Thunder smote the chamber, and the obsidian form of Masrok floated in the void of its fiery cage. The silvery weapons held in five of its eight arms looked no different, yet in some fashion they had an aura of having been used recently, a pulsation that reached into the back of a human mind and whispered of violence and death. Karim Singh and Prince Kandar edged back from the huge figure, no matter that it was confined. The bound women seemed frozen with shock and fear.
“You slice matters too finely, O man,” Masrok boomed. Crimson eyes flickered to the blazing pentagram in what could not possibly have been nervousness. “A delay of but another beat of a human heart and my other selves would have been on me. Who would serve you then, O man?”
“Masrok, I command you—” Naipal began when half a score of Vendhyan soldiers burst into the chamber.
“Prince Kandar!” one of them cried. “Someone has—”

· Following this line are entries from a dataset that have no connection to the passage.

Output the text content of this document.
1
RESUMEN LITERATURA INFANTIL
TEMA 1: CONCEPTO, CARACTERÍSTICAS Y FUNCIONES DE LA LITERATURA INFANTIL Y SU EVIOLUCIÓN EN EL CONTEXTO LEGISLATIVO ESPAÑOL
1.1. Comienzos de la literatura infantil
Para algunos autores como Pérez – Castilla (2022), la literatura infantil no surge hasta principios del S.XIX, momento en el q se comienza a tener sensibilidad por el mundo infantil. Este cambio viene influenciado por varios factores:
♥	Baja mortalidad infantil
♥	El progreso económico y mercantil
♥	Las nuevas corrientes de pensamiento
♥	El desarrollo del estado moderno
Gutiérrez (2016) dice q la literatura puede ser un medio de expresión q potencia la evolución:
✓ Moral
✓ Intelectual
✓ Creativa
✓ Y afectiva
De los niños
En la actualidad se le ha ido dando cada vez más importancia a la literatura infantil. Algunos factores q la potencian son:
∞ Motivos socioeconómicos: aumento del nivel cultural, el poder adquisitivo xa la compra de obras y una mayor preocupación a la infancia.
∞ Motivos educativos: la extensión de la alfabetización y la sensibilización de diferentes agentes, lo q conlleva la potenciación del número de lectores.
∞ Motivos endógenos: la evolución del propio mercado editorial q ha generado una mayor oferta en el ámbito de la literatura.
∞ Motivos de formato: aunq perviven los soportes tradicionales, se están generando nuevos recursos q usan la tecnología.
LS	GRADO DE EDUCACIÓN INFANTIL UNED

“You dare intrude!” Naipal howled. He spoke a word that made even him shiver, and lightning flared from the largest of the khorassani. A single shriek rent the air, and a cinder, only vaguely resembling the soldi
er who had shouted, fell and shattered into charred chunks on the stone floor. Turban-helmed men ran, screaming with terror.
Karim Singh and Prince Kandar both tried to speak at once.
“My men are not to be slain out of hand,” Kandar shouted.
“The message could have been important,” the wazam cried.
Both men clamped their teeth on further words as Naipal’s dark eyes came to rest on them. “He dies whom I wish to die, and what is important is what I say is important. This is important!” The wizard turned his attention back to the demon, which had watched what had happened impassively. “You will open the way to the tomb for me, Masrok. I care not how.”
“From within this cage?” Masrok replied with a hint of its former sarcasm.
“Open it!”
For a moment scarlet eyes met those of ebon, then the demon’s mouth opened, and the sound that emerged sent shudders through human flesh. Only for an instant, however. The sound rose with blinding speed to send a stabbing pain in the ears, and beyond. Yet still Masrok’s straining jaws told of a cry continuing.
Suddenly that call was answered. Suddenly there were—things in the chamber. What exactly or how many it was impossible to tell, for it pained the eye to gaze on them directly, and under a sidelong glance, the numbers and forms seemed to shift constantly. Impressions were all that could be made out, and they enough to bring a lifetime of nightmares. Fangs dripping spittle that bubbled and hissed on the stone. Razor claws gleaming like steel and needle spines glittering like crystal. Sparkling scales in a thousand hues and leathery wings that seemed to stretch farther than the eye could see, farther surely than the walls of the chamber.